Zionist newspaper, founded by Theodor Herzl

Die Welt (/de/, "The World") was a weekly newspaper founded by Theodor Herzl in May 1897 in Vienna. It was designed to promote Zionism and boldly proclaimed itself to be a Judenblatt (Jew-paper). From 1897 to 1914 it was the principal organ of the Zionist movement. From 1897 to 1900, the paper was edited by Erwin Rosenberger.

==History==
Die Welt was published weekly in Herzl's own publishing house. He developed the idea in May 1897, noting in his journal that Die Welt would be the definitive mass-circulation outlet for the Zionist Organization, and that such a journal was "a necessity that can no longer be ignored." The first issue appeared on 4 June 1897. Shortly before, on 14 May, Herzl wrote to his supporter Max Nordau, joking that "The Neue Freie Presse is like my legitimate wife. With Die Welt I am maintaining a mistress – I can only hope that she will not ruin me". The editorial in the first issue stated that Die Welt promoted "the reconciling solution to the Jewish question". Production was based initially in Vienna, but later moved to Berlin.

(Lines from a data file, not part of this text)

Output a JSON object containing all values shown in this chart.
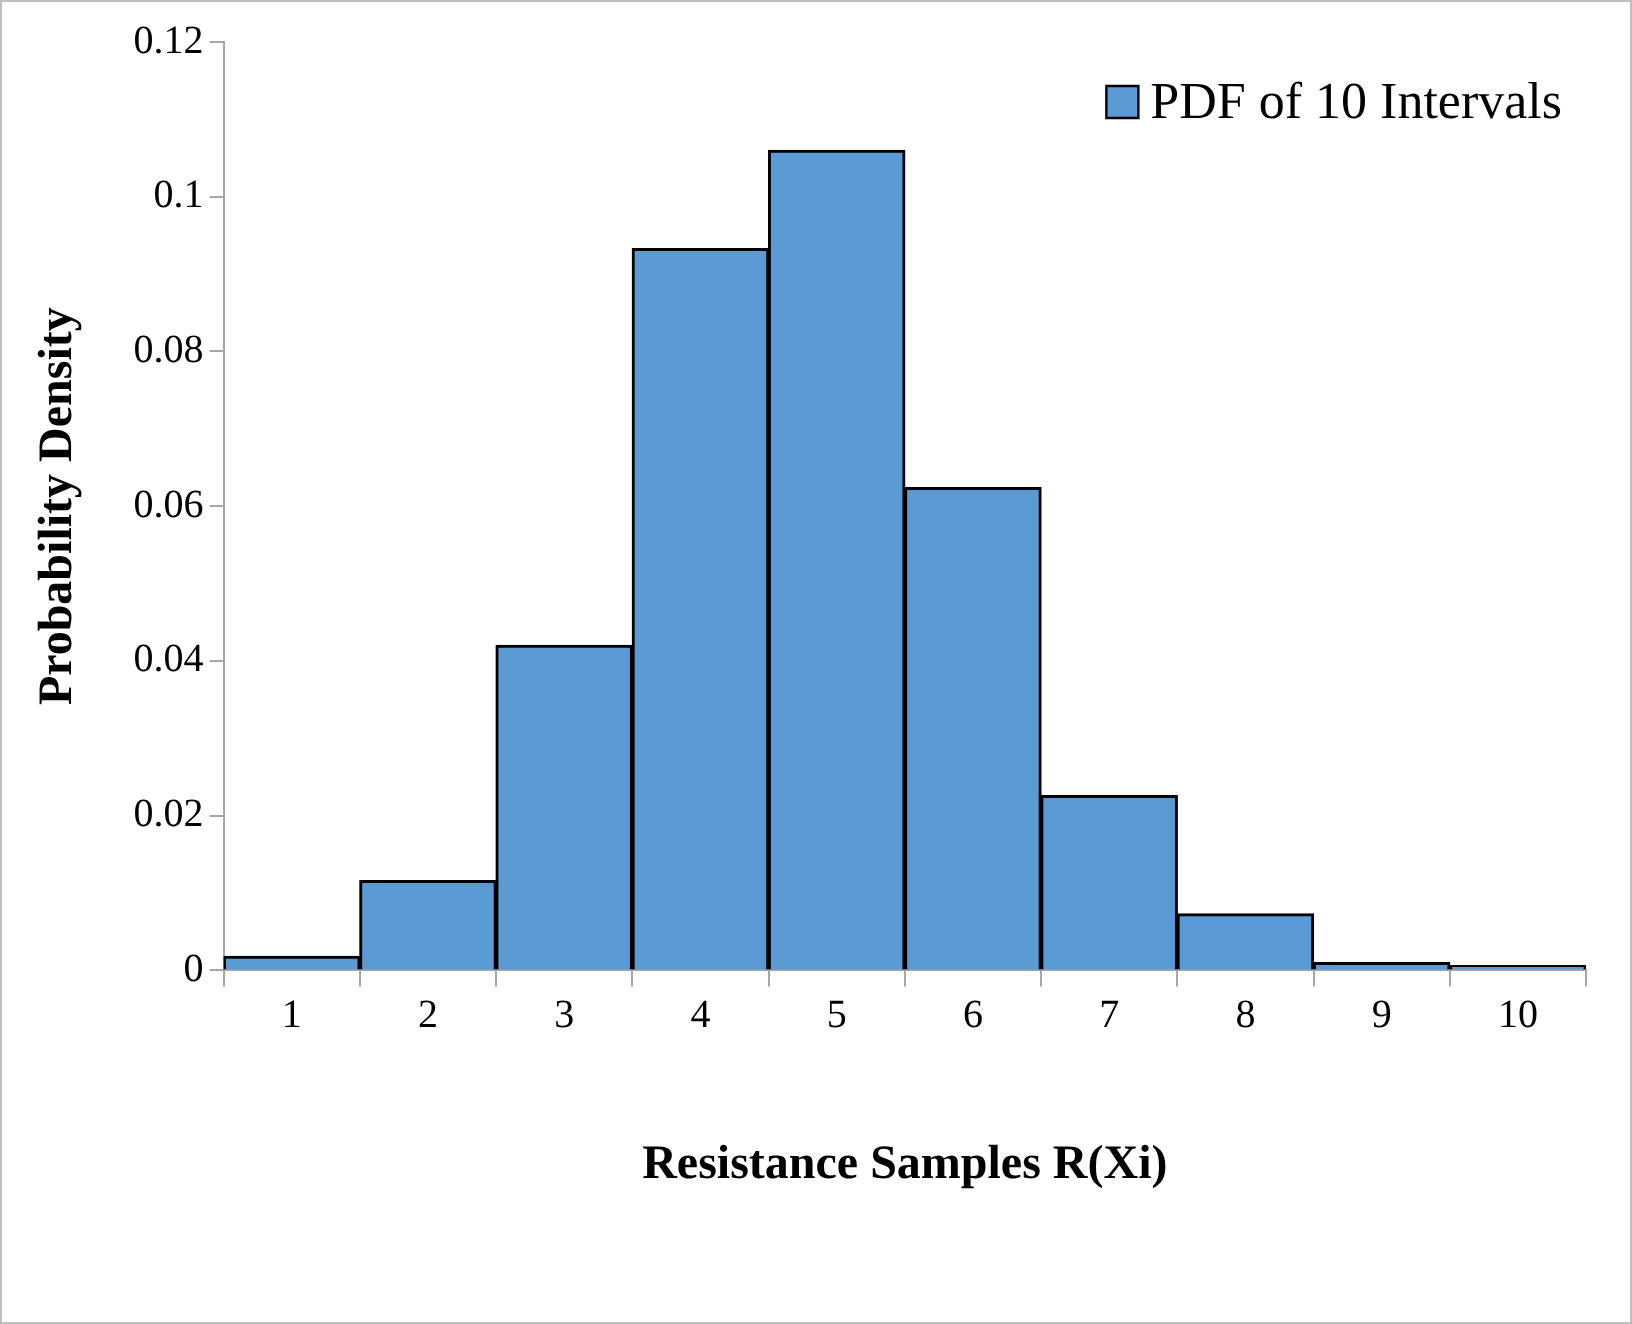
{
  "chart_data": {
    "type": "bar",
    "xlabel": "Resistance Samples R(Xi)",
    "ylabel": "Probability Density",
    "categories": [
      "1",
      "2",
      "3",
      "4",
      "5",
      "6",
      "7",
      "8",
      "9",
      "10"
    ],
    "series": [
      {
        "name": "PDF of 10 Intervals",
        "color": "#5b9bd5",
        "values": [
          0.0018,
          0.0116,
          0.042,
          0.0933,
          0.106,
          0.0624,
          0.0226,
          0.0073,
          0.001,
          0.0006
        ]
      }
    ],
    "ylim": [
      0,
      0.12
    ],
    "yticks": [
      0,
      0.02,
      0.04,
      0.06,
      0.08,
      0.1,
      0.12
    ],
    "grid": false,
    "legend": "top right"
  }
}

In 1907, Nahum Sokolow launched Ha-ʿOlam, the Zionist Organization's weekly newspaper in Hebrew, as a section of Die Welt.

==Content==
The journal's circulation varied widely, usually reaching at least 3,000 copies sold, and sometimes more than 10,000 copies.

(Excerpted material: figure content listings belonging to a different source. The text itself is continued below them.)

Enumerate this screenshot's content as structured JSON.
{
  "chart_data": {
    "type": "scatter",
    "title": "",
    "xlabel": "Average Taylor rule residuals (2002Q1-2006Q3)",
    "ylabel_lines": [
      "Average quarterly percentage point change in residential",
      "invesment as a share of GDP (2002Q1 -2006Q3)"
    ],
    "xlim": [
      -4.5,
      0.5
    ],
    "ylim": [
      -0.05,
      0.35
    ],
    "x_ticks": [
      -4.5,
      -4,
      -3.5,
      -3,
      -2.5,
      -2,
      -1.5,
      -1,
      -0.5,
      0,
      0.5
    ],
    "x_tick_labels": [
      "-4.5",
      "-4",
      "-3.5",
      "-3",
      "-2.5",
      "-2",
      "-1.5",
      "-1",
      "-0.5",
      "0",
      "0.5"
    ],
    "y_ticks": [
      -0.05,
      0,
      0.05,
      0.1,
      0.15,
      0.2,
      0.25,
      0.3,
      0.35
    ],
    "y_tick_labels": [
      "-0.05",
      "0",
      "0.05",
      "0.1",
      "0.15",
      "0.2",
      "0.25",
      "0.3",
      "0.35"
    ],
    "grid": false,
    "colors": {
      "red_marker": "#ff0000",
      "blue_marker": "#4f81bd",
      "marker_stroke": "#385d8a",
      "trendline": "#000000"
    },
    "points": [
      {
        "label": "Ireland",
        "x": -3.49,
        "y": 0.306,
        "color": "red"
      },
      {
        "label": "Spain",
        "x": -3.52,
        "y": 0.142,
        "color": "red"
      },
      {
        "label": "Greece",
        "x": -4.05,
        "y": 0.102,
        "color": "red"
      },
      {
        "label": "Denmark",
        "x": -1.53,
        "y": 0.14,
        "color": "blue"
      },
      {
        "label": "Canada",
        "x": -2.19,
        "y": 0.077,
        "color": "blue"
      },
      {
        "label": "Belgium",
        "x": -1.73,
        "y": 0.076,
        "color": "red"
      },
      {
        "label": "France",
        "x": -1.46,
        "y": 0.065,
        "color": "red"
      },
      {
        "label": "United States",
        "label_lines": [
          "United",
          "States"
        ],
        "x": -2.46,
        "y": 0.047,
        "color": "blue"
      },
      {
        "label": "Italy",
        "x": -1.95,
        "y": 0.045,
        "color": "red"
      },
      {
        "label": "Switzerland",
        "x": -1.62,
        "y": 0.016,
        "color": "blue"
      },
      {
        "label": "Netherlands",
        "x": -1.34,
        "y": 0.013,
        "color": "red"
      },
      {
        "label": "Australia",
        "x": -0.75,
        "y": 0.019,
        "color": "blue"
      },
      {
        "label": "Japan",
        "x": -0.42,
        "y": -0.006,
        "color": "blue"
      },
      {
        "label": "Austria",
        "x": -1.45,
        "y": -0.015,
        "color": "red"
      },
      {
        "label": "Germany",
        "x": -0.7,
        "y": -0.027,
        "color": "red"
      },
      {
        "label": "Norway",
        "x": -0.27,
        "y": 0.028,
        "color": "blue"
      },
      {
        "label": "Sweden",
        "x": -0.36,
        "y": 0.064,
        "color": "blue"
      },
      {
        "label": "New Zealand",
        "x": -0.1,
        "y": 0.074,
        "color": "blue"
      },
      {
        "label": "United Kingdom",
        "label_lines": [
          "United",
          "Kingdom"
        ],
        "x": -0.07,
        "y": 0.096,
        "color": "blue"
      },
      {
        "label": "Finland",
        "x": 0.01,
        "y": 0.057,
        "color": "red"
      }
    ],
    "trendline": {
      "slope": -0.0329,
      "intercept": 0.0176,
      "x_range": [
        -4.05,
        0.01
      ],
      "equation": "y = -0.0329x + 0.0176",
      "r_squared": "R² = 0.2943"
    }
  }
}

Die Welt had a mix of content. As well as information about the Zionist movement and news of Jewish settlement in Palestine, it reported on general news relevant to Judaism or Zionism, including the spread of anti-Semitism. The Dreyfus Affair was unfolding during its run, and it regularly reported on new developments. It also published an article written by Dreyfus himself on Zionism. The journal was also opposed to assimilationist strands within Western Judaism.

It included cultural and philosophical essays and translations from Hebrew and Yiddish literature. It sought articles from non-Jews promoting Zionism as a solution to the "Jewish question", and remained largely uncritically focussed on the positive aspects of the aspiration, tending to ignore objections. Controversy was created by an extremely aggressive article by Nordau attacking the cultural Zionist Ahad Ha'am, who had challenged Herzl's vision. Nordau's abusive language, calling Ha'am "crippled, hunchbacked" and the "despised slave of intolerant knout-wielding pogromchiks", caused outrage among Jewish nationalists and Zionists.

==Contributors==
- Editors: Paul Naschauer (de jure); Berthold Feiwel; A. H. Reich; Leopold Kahn; Julius Uprimny; Siegmund Werner; Nahum Sokolow; Isidor Schalit; Erwin Rosenberger; Leon Kellner; Isidor Marmorek; Jacob Klatzkin; and Martin Buber.
- Editorial staff: S. R. Landau; Siegmund Werner; Erwin Rosenberger; Berthold Feiwel; A. H. Reich; Julius Uprimny; Abraham Coralnik; Julius Berger; Maurice Zobel; N. Golant; Kurt Blumenfeld.
- Executive Director: Alexander Ritter von Eiss (1897 – October 1902); he was succeeded by Heinrich Polturak.

==Other versions==
Short-lived Hebrew and Yiddish editions of the journal were published in 1900. In addition, a differently-titled Spanish Zionist magazine (El Progreso) was issued by Herzl, but existed only briefly.

The journal folded on the outbreak of war in 1914. After the war, Zionist periodicals emerged as successors of Die Welt, including the daily Wiener Morgenzeitung (1919–1927); the monthly magazine Palästina (1927–1938); the weekly Jüdische Presse (1915–1934); and Robert Stricker's Die Neue Welt (1927–1938).